O outro candidato ao governo que declarou ter recebido doação foi Wellington Fagundes (PR), mas não dá para chamar de doação exatamente. É que os R$ 15 mil declarados partiram do bolso do próprio republicano. Nem o partido, até agora, repassou nada para a campanha.
Mas o que chama atenção mesmo é quanto Wellington disse que já gastou na campanha: R$ 40. Isso mesmo, quatro notas de R$ 10, aquela da arara. O dinheiro bancou a criação de páginas na internet, segundo o republicano.

De novo?

E se os tucanos não estavam esperando por essa de Fábio Garcia, esperavam menos ainda que Selma Arruda (PSL) voltasse a declarar a seus eleitores que “não tem problema nenhum” se eles votarem nela e escolherem os demais candidatos de outros grupos políticos.

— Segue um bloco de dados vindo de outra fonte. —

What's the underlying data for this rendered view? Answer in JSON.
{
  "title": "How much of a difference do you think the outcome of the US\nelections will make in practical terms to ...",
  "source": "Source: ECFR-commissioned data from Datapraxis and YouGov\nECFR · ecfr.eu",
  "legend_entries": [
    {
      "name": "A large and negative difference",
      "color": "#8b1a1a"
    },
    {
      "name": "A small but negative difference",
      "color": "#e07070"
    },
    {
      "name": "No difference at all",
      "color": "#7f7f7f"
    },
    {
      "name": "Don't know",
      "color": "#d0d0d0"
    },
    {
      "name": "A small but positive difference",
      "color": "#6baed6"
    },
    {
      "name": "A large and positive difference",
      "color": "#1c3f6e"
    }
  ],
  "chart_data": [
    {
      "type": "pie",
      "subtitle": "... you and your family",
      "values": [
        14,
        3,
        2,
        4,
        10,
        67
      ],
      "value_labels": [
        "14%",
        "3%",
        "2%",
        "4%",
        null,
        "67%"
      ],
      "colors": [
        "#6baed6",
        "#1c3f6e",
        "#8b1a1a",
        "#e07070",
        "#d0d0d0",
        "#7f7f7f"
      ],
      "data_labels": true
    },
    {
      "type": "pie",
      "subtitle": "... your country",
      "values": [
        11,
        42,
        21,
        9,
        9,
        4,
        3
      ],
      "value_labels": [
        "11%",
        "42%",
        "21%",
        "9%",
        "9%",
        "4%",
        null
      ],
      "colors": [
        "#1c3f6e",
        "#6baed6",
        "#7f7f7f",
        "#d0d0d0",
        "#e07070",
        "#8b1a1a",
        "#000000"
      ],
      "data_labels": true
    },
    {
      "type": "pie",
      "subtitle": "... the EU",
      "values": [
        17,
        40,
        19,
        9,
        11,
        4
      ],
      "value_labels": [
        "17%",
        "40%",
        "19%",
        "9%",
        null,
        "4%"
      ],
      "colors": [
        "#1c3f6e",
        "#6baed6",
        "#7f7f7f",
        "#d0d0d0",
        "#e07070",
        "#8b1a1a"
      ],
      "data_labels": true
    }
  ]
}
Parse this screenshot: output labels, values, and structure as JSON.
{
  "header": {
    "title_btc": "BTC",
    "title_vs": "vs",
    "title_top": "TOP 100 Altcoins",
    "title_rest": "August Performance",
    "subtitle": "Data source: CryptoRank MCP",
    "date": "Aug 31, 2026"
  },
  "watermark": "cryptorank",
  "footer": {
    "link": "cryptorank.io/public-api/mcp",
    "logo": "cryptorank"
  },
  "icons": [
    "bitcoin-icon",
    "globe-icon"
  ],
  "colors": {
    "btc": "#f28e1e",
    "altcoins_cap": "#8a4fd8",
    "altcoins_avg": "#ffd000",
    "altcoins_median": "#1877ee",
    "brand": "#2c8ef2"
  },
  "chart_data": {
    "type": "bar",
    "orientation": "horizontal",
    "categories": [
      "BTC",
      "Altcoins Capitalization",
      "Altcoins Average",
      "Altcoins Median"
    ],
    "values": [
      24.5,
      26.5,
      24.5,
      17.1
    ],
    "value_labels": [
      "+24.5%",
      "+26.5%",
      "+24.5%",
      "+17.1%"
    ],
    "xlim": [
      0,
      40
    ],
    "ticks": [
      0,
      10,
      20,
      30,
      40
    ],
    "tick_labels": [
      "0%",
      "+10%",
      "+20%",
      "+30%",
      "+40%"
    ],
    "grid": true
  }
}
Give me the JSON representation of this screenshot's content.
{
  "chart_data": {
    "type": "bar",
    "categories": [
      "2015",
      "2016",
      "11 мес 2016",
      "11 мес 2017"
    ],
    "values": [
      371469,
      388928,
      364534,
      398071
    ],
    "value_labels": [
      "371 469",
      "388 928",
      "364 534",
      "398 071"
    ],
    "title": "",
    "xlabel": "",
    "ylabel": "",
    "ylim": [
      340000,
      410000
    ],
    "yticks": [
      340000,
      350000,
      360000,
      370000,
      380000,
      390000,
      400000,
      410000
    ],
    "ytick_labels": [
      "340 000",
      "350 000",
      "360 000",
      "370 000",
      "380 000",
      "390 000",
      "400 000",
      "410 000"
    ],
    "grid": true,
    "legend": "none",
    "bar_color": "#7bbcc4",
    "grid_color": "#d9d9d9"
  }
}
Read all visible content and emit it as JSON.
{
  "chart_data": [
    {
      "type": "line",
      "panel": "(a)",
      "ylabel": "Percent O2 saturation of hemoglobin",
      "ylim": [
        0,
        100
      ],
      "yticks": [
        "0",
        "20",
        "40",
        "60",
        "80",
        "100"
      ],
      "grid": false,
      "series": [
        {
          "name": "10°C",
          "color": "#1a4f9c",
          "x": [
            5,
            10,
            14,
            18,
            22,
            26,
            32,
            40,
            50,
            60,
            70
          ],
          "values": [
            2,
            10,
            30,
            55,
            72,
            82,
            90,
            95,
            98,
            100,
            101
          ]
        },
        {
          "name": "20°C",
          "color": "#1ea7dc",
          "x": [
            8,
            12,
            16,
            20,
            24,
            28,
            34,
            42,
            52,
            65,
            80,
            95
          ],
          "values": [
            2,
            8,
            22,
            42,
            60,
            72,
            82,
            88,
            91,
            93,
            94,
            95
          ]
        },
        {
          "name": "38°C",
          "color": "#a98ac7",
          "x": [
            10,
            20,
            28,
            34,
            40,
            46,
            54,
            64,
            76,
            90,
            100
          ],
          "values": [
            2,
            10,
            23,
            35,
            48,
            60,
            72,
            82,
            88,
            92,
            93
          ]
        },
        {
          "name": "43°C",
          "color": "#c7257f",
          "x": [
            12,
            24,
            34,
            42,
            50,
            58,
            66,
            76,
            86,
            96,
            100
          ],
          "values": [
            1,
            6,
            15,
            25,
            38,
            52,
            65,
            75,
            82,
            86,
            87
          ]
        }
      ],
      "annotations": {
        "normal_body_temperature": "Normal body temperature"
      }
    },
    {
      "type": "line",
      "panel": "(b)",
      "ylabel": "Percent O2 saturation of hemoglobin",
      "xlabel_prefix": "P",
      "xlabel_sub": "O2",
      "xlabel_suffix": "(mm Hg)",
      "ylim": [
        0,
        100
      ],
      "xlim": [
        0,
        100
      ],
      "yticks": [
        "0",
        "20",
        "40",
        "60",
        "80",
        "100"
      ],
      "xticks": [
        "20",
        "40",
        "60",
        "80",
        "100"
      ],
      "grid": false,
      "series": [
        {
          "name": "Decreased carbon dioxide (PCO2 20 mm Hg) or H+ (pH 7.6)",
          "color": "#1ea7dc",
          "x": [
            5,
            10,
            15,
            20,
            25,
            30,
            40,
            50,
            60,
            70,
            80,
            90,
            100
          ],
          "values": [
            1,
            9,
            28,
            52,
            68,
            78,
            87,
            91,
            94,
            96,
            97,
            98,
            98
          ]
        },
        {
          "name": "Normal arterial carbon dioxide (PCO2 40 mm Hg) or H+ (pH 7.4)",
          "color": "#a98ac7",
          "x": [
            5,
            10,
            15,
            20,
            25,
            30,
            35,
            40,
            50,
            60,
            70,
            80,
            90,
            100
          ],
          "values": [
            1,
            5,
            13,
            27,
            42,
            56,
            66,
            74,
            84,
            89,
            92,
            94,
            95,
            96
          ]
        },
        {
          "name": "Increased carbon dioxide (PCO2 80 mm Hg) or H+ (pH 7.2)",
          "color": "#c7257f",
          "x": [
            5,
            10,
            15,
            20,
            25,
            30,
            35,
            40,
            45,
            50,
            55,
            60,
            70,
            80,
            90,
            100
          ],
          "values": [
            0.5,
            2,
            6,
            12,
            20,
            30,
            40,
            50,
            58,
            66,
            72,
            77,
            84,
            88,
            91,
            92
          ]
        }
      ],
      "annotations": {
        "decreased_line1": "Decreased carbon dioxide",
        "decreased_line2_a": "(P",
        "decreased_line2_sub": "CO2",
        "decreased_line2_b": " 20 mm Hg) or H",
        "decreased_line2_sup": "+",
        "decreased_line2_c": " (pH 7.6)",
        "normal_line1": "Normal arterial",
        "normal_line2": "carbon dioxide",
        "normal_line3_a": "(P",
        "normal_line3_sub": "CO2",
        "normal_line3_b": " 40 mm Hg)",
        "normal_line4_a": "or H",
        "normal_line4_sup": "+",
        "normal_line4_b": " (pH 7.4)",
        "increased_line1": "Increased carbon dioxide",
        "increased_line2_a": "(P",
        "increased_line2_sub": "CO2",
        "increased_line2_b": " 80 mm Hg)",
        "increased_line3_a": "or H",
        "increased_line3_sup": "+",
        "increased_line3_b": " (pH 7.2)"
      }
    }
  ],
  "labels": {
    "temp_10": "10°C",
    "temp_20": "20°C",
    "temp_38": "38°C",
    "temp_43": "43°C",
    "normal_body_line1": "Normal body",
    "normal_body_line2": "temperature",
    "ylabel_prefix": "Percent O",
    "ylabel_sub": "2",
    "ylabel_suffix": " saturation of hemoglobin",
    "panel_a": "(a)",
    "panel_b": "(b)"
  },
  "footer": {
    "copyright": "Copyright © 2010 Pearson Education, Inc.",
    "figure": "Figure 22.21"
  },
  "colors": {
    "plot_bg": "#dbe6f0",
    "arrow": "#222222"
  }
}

Só que dessa vez, a juíza aposentada foi mais longe ainda. Em entrevista ao site O Livre, citou nominalmente o candidato ao Senado Procurador Mauro (PSOL) como essa segunda opção. Mais! Disse que se coligar com Pedro Taques era seu “plano B”, já que preferia não coligar com ninguém, e que só pede votos para Nilson Leitão (PSDB) “por força da coligação”.
Em outras palavras, se alguém ainda tinha alguma dúvida de que não rola nenhum pingo de afinidade nesse grupo, não tem mais motivos para duvidar.